Jim Rossetti has been mesmerized by handbells since the mid-1970s.
The Monroeville native was a young band director in the former Churchill School District when he visited two of his students’ parents, who were music directors at Beulah Presbyterian Church.
“They asked my wife and I if we’d ever seen handbells,” said Rossetti, 76, of Economy. “And despite both of us being music majors, we hadn’t heard of them.”
Today, Rossetti is the founder and director of Ring Pittsburgh, a community handbell choir that will perform a May 31 concert at First Presbyterian Church in Greensburg.
“I think it’s such a unique way to make music,” Rossetti said.
Because players typically only use two bells, no single ringer gets the melody to themselves.
“It has to pass from one person to the next,” Rossetti said. “It’s the ultimate musical team sport.”
In the early 1990s, Rossetti’s wife, Mary Rita, became the music director at St. Bernadette Parish in Monroeville and decided to start a handbell choir.
“We wanted to raise enough money to buy three octaves’ worth of bells,” he said. “People were so excited that we ended up buying four octaves along with the other equipment we needed.”
Several years later, Mary Rita became music director at St. Alexis Church-St. Aidan Parish in McCandless, and the Rossettis started another handbell choir.
“We had such a good group that when my wife was no longer there, they didn’t want to disband,” Rossetti said.
In 2016, Ring Pittsburgh was formed around Rossetti’s dining room table. He said the primary challenge is finding prospective members with the proper musical literacy background.
“You can take a part and highlight or label the bells a person will use, but for me, it’s very important to find people who can really read the music,” he said.

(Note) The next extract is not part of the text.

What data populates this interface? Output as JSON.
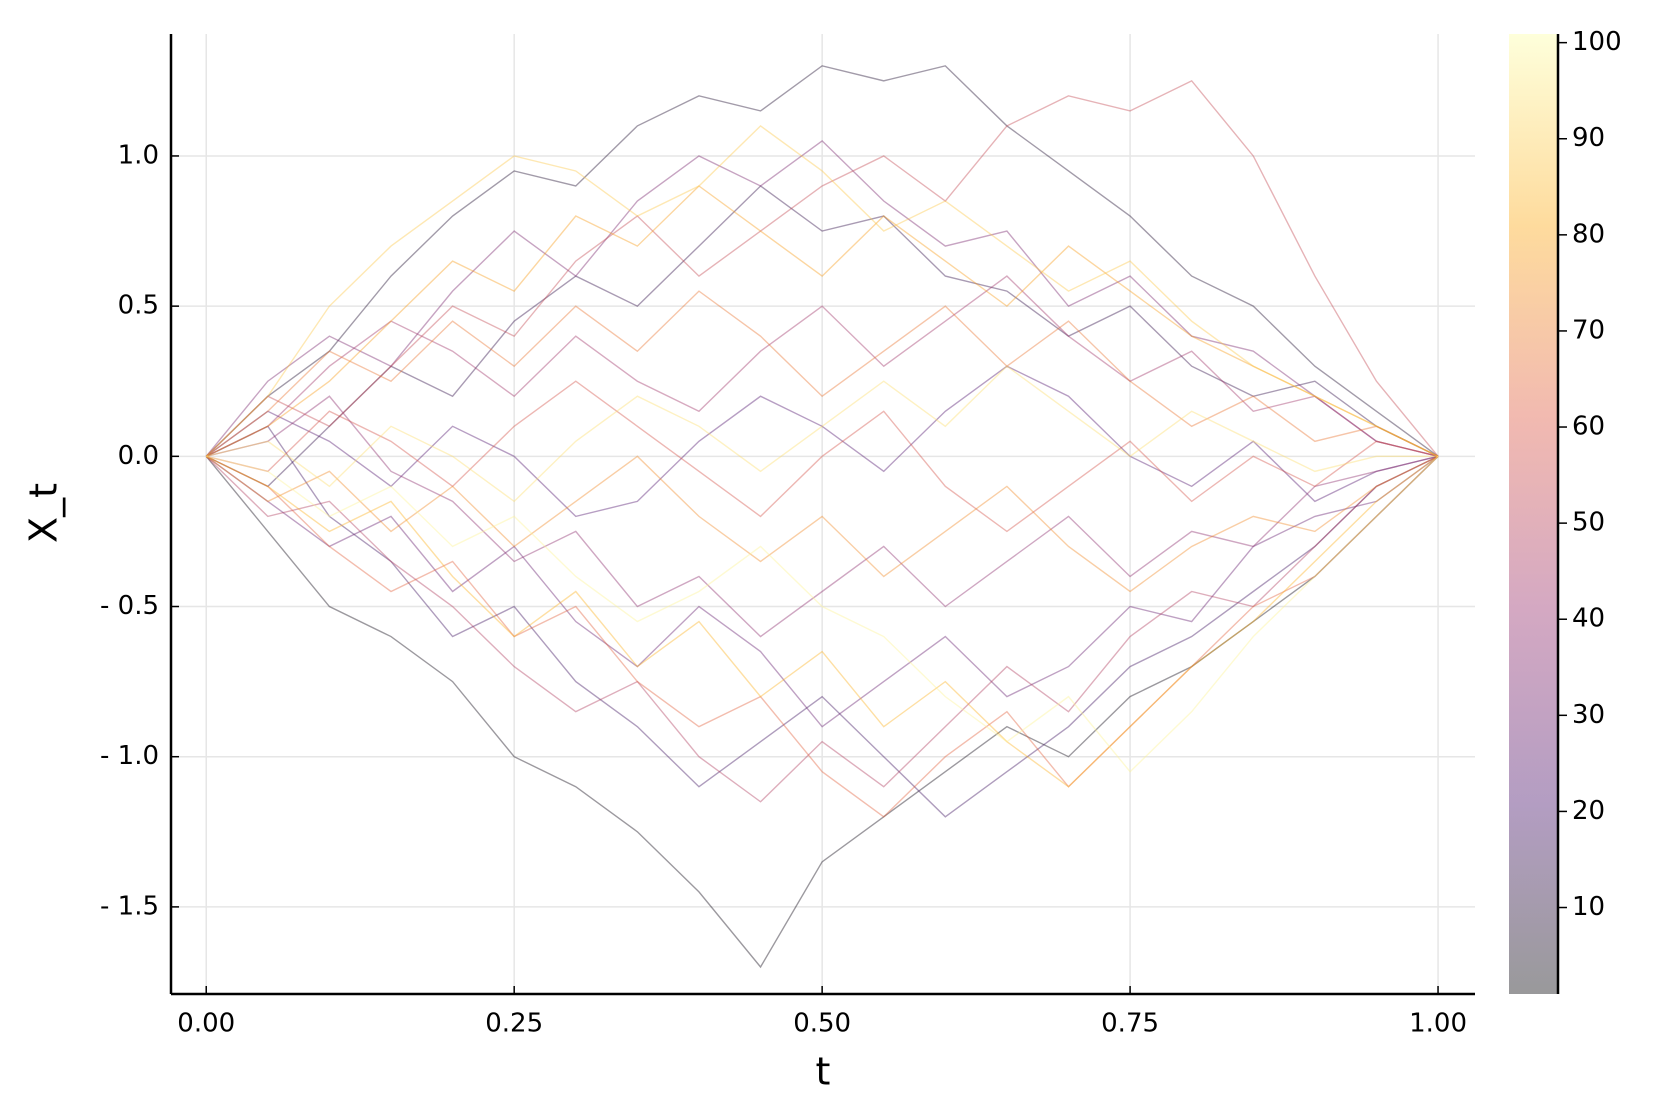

Over the years, Rossetti has taught handbell workshops on ringing, conducting and rehearsal techniques, and has conducted several massed ringing events at regional handbell festivals.

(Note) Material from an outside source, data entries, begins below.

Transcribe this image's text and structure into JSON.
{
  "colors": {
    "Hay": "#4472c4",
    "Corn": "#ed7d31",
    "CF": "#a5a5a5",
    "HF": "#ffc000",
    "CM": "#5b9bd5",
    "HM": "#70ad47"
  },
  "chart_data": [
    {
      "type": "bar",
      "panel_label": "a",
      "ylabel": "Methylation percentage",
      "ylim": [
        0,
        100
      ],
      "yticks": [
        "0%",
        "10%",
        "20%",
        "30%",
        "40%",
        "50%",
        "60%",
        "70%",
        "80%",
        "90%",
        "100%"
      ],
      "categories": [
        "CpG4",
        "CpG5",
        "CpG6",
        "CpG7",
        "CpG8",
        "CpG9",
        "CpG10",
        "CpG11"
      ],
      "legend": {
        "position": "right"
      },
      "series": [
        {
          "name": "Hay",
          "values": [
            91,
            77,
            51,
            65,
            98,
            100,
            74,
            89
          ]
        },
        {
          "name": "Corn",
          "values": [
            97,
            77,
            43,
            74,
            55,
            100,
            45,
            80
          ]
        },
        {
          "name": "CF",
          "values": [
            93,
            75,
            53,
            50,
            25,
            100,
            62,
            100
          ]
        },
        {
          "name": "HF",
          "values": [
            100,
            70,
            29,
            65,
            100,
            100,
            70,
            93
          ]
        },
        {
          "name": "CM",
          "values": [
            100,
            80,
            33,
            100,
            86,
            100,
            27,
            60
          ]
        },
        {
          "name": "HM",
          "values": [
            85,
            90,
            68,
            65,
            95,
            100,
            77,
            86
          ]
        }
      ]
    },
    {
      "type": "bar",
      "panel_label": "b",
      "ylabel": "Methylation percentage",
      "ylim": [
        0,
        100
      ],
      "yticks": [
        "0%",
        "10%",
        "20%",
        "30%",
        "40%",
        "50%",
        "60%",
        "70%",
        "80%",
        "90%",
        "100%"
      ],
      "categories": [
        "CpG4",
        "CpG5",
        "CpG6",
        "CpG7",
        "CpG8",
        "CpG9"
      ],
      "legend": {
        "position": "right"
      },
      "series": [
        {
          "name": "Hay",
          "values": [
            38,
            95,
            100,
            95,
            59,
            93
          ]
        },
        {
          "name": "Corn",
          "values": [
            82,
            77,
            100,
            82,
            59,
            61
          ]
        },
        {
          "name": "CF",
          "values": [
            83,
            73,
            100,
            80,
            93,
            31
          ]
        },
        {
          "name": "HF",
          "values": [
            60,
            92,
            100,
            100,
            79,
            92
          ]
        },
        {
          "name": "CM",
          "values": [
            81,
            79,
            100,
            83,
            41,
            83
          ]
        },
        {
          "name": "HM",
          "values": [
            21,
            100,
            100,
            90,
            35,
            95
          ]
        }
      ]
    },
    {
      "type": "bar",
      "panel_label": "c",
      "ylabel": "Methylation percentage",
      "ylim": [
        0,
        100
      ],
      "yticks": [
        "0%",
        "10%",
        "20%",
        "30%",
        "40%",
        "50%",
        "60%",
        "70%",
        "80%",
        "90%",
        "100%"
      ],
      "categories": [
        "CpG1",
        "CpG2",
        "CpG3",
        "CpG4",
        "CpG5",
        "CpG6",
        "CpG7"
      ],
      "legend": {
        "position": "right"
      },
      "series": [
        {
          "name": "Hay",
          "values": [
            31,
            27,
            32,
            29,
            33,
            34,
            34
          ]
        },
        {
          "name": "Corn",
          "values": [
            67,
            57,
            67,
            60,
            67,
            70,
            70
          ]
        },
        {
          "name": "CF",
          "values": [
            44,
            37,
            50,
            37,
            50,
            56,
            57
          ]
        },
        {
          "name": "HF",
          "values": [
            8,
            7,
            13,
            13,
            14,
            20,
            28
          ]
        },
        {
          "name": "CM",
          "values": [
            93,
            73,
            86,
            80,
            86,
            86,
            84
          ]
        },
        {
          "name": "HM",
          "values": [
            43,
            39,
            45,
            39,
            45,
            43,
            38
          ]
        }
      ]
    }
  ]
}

Below, watch the group perform the jazz standard, “Misty”:
Ring Pittsburgh’s Sunday performance will be themed — like so many events this summer — around the 250th anniversary of the founding of the United States.

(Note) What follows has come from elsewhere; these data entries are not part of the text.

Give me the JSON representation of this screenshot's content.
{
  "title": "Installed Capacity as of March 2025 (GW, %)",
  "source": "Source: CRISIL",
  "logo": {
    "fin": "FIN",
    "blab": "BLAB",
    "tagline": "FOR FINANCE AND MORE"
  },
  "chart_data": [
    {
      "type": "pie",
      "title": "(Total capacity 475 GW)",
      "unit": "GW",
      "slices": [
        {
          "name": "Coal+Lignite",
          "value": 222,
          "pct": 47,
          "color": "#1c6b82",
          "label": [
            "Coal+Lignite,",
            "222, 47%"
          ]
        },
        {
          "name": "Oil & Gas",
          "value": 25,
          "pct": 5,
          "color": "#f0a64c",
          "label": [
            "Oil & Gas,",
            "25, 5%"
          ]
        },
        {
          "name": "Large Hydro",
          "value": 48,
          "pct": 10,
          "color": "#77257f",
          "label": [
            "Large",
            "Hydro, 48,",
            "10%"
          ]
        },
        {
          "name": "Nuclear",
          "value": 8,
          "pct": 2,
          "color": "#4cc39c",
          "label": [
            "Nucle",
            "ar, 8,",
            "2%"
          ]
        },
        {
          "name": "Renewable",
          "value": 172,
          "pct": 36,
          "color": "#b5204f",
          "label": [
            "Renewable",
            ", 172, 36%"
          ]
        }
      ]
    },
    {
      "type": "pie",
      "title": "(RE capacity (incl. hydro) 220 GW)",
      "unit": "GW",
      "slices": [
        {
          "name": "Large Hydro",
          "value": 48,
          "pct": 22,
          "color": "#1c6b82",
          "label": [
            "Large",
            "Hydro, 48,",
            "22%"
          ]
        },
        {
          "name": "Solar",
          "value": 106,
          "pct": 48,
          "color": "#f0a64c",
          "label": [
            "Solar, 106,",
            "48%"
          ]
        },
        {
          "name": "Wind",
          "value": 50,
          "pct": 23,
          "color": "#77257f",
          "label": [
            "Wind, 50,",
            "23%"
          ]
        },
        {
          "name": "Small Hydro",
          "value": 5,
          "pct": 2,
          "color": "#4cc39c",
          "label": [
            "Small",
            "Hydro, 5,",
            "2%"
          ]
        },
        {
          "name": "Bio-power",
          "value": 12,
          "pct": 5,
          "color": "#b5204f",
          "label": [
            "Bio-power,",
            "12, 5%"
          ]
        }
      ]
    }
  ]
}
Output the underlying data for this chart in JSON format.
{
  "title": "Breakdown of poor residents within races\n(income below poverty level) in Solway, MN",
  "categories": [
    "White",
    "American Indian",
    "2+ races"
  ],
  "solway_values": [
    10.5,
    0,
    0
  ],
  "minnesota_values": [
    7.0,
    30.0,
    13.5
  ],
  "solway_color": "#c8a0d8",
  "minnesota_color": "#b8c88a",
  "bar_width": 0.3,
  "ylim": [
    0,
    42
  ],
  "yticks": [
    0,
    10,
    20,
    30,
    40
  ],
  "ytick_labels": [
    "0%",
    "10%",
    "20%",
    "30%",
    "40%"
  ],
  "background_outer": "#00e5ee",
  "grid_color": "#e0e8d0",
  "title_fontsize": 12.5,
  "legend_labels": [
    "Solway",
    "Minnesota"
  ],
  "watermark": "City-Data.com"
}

“There’s a good deal of patriotic music in there, but we’re also taking a kind of tour of the U.S.,” Rossetti said. “We’re playing things like the ‘Tennessee Waltz,’ ‘Take Me Home, Country Roads’ (John Denver’s song about West Virginia), ‘Deep in the Heart of Texas’ and ‘The Beer Barrel Polka,’ which always reminds me of Pittsburgh.”
The performance, titled “We Journey, Celebrate and Remember,” will take place at 2 p.m. Sunday at First Presbyterian Church, 300 S. Main St., Greensburg.